Cappuccino is a coffee-based drink prepared with espresso, hot milk, and steamed milk foam. A cappuccino differs from a caffè latte in that it is prepared with much less steamed or textured milk than the caffè latte with the total of espresso and milk/foam making up between approximately 150 and 180 millilitres (5 and 6 US fluid ounces). A cappuccino usually exceeds the height of the cup, making the foam visible above the side of the cup. A cappuccino is traditionally served in a porcelain cup, which has far better heat retention characteristics than glass or paper. The foam on top of the cappuccino acts as an insulator and helps retain the heat of the liquid, allowing it to stay hotter longer
Espresso con panna, which means "espresso with cream" in Italian, is a single or double shot of espresso topped with whipped cream. In the United States it may also be called café Vienne. In France and in the United Kingdom it's called café Viennois.
Historically served in a demitasse cup, it is perhaps a more old fashioned drink than a latte or cappuccino, though still very popular, whichever name it receives, at Coffeehouses in Budapest and Vienna.
Caffè Americano or simply Americano (the name is also spelled with varying capitalization and use of diacritics: e.g.
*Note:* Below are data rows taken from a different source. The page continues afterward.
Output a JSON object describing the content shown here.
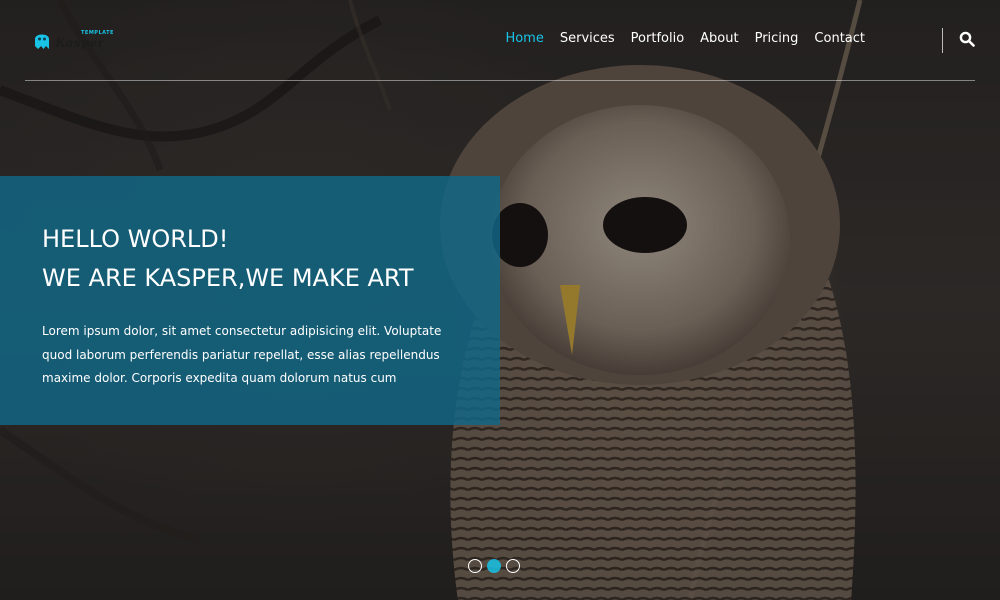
{
  "logo": {
    "word": "Kasper",
    "tag": "TEMPLATE",
    "icon": "ghost-icon"
  },
  "nav": {
    "items": [
      {
        "label": "Home",
        "active": true
      },
      {
        "label": "Services",
        "active": false
      },
      {
        "label": "Portfolio",
        "active": false
      },
      {
        "label": "About",
        "active": false
      },
      {
        "label": "Pricing",
        "active": false
      },
      {
        "label": "Contact",
        "active": false
      }
    ],
    "search_icon": "search-icon"
  },
  "hero": {
    "heading_line1": "HELLO WORLD!",
    "heading_line2": "WE ARE KASPER,WE MAKE ART",
    "paragraph": "Lorem ipsum dolor, sit amet consectetur adipisicing elit. Voluptate quod laborum perferendis pariatur repellat, esse alias repellendus maxime dolor. Corporis expedita quam dolorum natus cum",
    "background_subject": "owl"
  },
  "slider": {
    "bullet_count": 3,
    "active_index": 1
  },
  "colors": {
    "accent": "#19c3e6",
    "panel": "#116888",
    "text": "#ffffff"
  }
}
Café Americano, Cafe Americano, etc.) is a style of coffee prepared by adding hot water to espresso, giving a similar strength to but different flavor from brewed coffee. The drink consists of a single or double-shot of espresso combined with between 1 and 16 fluid ounces (30–470 ml) of hot water. The strength of an Americano varies with the number of shots of espresso added. In the United States, "Americano" is used broadly to mean combining hot water and espresso in either order.
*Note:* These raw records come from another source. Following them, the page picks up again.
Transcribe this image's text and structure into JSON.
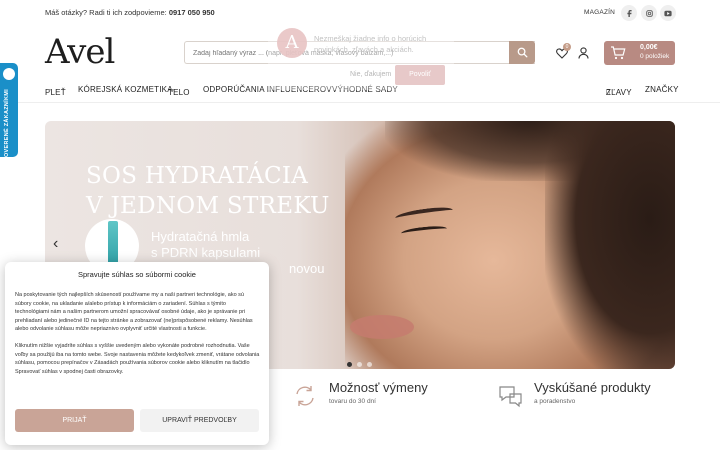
{
  "topbar": {
    "help_text": "Máš otázky? Radi ti ich zodpovieme:",
    "phone": "0917 050 950",
    "shop_label": "MAGAZÍN",
    "social_icons": [
      "facebook-icon",
      "instagram-icon",
      "youtube-icon"
    ]
  },
  "header": {
    "logo_text": "Avel",
    "search_placeholder": "Zadaj hľadaný výraz ... (napr. pleťová maska, vlasový balzam,...)",
    "cart_total": "0,00€",
    "cart_items": "0 položiek",
    "wishlist_count": "0"
  },
  "nav": {
    "items": [
      "PLEŤ",
      "KÓREJSKÁ KOZMETIKA",
      "TELO",
      "ODPORÚČANIA INFLUENCEROV",
      "VÝHODNÉ SADY"
    ],
    "right_items": [
      "ZĽAVY",
      "ZNAČKY"
    ]
  },
  "side_tab": {
    "label": "OVERENÉ ZÁKAZNÍKMI"
  },
  "push_prompt": {
    "avatar_letter": "A",
    "message": "Nezmeškaj žiadne info o horúcich novinkách, zľavách a akciách.",
    "decline": "Nie, ďakujem",
    "accept": "Povoliť"
  },
  "hero": {
    "headline_line1": "SOS HYDRATÁCIA",
    "headline_line2": "V JEDNOM STREKU",
    "sub_line1": "Hydratačná hmla",
    "sub_line2": "s PDRN kapsulami",
    "sub_line3": "novou",
    "slide_count": 3,
    "active_slide": 1
  },
  "features": [
    {
      "title": "Možnosť výmeny",
      "subtitle": "tovaru do 30 dní",
      "icon": "exchange-icon"
    },
    {
      "title": "Vyskúšané produkty",
      "subtitle": "a poradenstvo",
      "icon": "chat-icon"
    }
  ],
  "cookie": {
    "title": "Spravujte súhlas so súbormi cookie",
    "paragraph1": "Na poskytovanie tých najlepších skúseností používame my a naši partneri technológie, ako sú súbory cookie, na ukladanie a/alebo prístup k informáciám o zariadení. Súhlas s týmito technológiami nám a našim partnerom umožní spracovávať osobné údaje, ako je správanie pri prehliadaní alebo jedinečné ID na tejto stránke a zobrazovať (ne)prispôsobené reklamy. Nesúhlas alebo odvolanie súhlasu môže nepriaznivo ovplyvniť určité vlastnosti a funkcie.",
    "paragraph2": "Kliknutím nižšie vyjadríte súhlas s vyššie uvedeným alebo vykonáte podrobné rozhodnutia. Vaše voľby sa použijú iba na tomto webe. Svoje nastavenia môžete kedykoľvek zmeniť, vrátane odvolania súhlasu, pomocou prepínačov v Zásadách používania súborov cookie alebo kliknutím na tlačidlo Spravovať súhlas v spodnej časti obrazovky.",
    "accept_label": "PRIJAŤ",
    "prefs_label": "UPRAVIŤ PREDVOĽBY"
  },
  "colors": {
    "accent": "#b89a8a",
    "cart": "#b88a82",
    "side_tab": "#1a8fc8",
    "cookie_accept": "#c9a497"
  }
}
Macchiato, meaning "stained", is an espresso with a dash of foamed milk. At first sight it resembles a small cappuccino, but even if the ingredients are the same as those used for cappuccino, a macchiato has a much stronger and aromatic taste. The milk is foamed directly into the espresso cup, which is then put under the coffee outlet. The espresso is then drawn into the cup. Cocoa is sometimes sprinkled over the drink. Often the process is reversed and milk foam is floated on top of extracted coffee. A long macchiato will have two shots of espresso and a small amount of hot water (as per long black). A short macchiato will usually have one shot of coffee and less water (as per short black).
A café mocha is a variant of a caffè latte. Like a latte, it is typically one third espresso and two thirds steamed milk, but a portion of chocolate is added, typically in the form of a chocolate syrup, although other vending systems use instant chocolate powder. Mochas can contain dark or milk chocolate.